Blueberry rust caused by the fungal pathogen Pucciniastrum minimum (previously Thekopsora minima) is a significant disease of blueberry. Severe infections result in defoliation and yield losses. The complete lifecycle of P. minimum requires two plant hosts an Ericaceae, such as blueberry, and a Tsuga species (hemlock). However, in Australia, P. minimum persists in the blueberry plantations in the absence of Tsuga where it seems to continuously reinfect through urediniospore production. There are few publications available on the biological mechanisms of this infection process and whether there are dormant phases of the uredinia.
My presentation will focus on techniques we have developed to maintain a working collection of P. minimum in planta and to reliably germinate urediniospores in vitro, to enable further studies on pathogen biology. As an obligate parasite, only growing on a host, establishing and maintaining a biotrophic culture has been difficult with replication of published methodologies being largely unsuccessful. Similarly getting reliable germination of P. minimum urediniospores in vitro has been a challenge, despite availability of published methods.
Techniques tested for maintaining P. minimum in planta included inoculation of potted blueberry plants in a controlled-environment greenhouse, compared with those maintained outdoors, and a detached leaf culture. We found that the controlled environment of our greenhouse was unsuitable for P. minimum, with poor inoculation success. Plants outside were successfully inoculated and the disease spread readily. Detached leaf biotrophic cultures were also successful in maintaining P. minimum.
Methods investigated to germinate P. minimum urediniospores in vitro included: various formulations of media, using agar media in Petri dishes versus on microscope slides, and water suspensions of urediniospores versus a dusting technique. The germination rate of urediniospores over time after leaf detachment was also measured. The method of urediniospore transfer was the largest contributor to inoculation and in vitro germination success. Unlike other rusts, using a water suspension of P. minimum urediniospores often resulted in germination failure. Dusting of dry urediniospores onto leaves and plants, following by misting, gave greater inoculation success in planta. Similarly, dry dusting onto agar media resulted in much higher germination rates in vitro. Germination rate also changed significantly over time after leaf collection, highlighting the importance of running assays at the same intervals to get consistent results.

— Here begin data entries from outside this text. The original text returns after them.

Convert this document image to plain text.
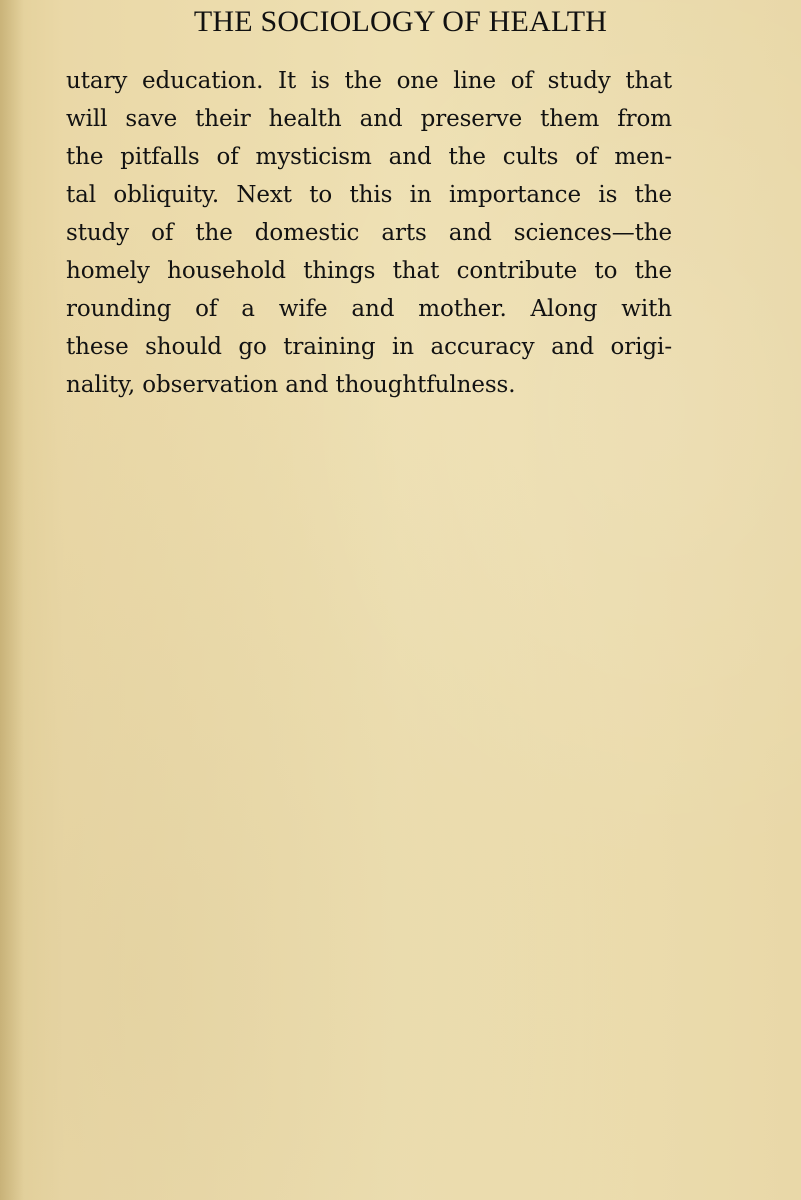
THE SOCIOLOGY OF HEALTH

utary education. It is the one line of study that
will save their health and preserve them from
the pitfalls of mysticism and the cults of men-
tal obliquity. Next to this in importance is the
study of the domestic arts and sciences—the
homely household things that contribute to the
rounding of a wife and mother. Along with
these should go training in accuracy and origi-
nality, observation and thoughtfulness.
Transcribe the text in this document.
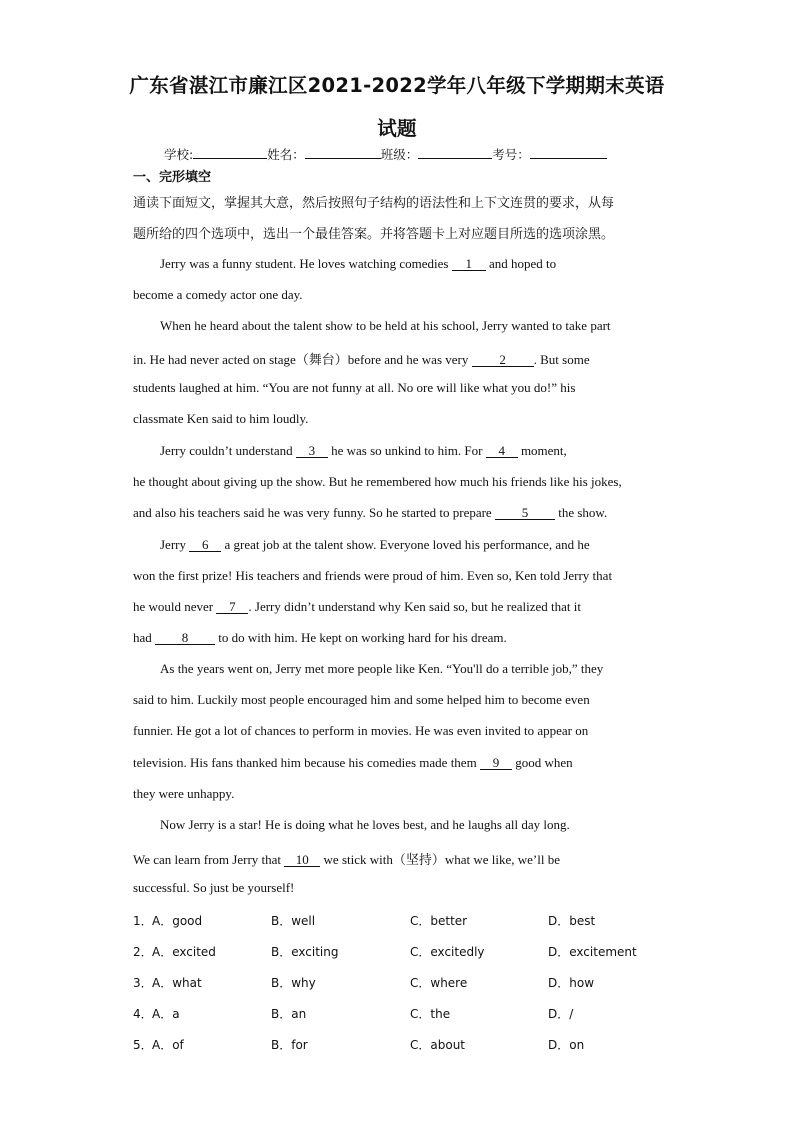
广东省湛江市廉江区2021-2022学年八年级下学期期末英语
试题
学校:	姓名：	班级：	考号：
一、完形填空
通读下面短文，掌握其大意，然后按照句子结构的语法性和上下文连贯的要求，从每
题所给的四个选项中，选出一个最佳答案。并将答题卡上对应题目所选的选项涂黑。
Jerry was a funny student. He loves watching comedies 1 and hoped to
become a comedy actor one day.
When he heard about the talent show to be held at his school, Jerry wanted to take part
in. He had never acted on stage（舞台）before and he was very 2 . But some
students laughed at him. “You are not funny at all. No ore will like what you do!” his
classmate Ken said to him loudly.
Jerry couldn’t understand 3 he was so unkind to him. For 4 moment,
he thought about giving up the show. But he remembered how much his friends like his jokes,
and also his teachers said he was very funny. So he started to prepare 5 the show.
Jerry 6 a great job at the talent show. Everyone loved his performance, and he
won the first prize! His teachers and friends were proud of him. Even so, Ken told Jerry that
he would never 7 . Jerry didn’t understand why Ken said so, but he realized that it
had 8 to do with him. He kept on working hard for his dream.
As the years went on, Jerry met more people like Ken. “You'll do a terrible job,” they
said to him. Luckily most people encouraged him and some helped him to become even
funnier. He got a lot of chances to perform in movies. He was even invited to appear on
television. His fans thanked him because his comedies made them 9 good when
they were unhappy.
Now Jerry is a star! He is doing what he loves best, and he laughs all day long.
We can learn from Jerry that 10 we stick with（坚持）what we like, we’ll be
successful. So just be yourself!
1． A．good	B．well	C．better	D．best
2． A．excited	B．exciting	C．excitedly	D．excitement
3． A．what	B．why	C．where	D．how
4． A．a	B．an	C．the	D．/
5． A．of	B．for	C．about	D．on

Maintaining collections of obligate parasite pathogens like rust is notoriously difficult. The methodologies presented in this study provide a foundation for more reliable maintenance of working collections of rust. Thereby increasing pathological research capacity on rust biology and supporting the collection and preservation of single-pustule derived cultures for genomic research.
Whilst there are many publications reporting on germination of urediniospores in vitro for many different rust species, they do not include detail on the intricacies of working with rust pathogens. With this study we hope that a more in-depth exploration of the factors that affect germination rates in P.minimum and the publication of our failures will allow other researchers to refine their own methodology when working with rust species.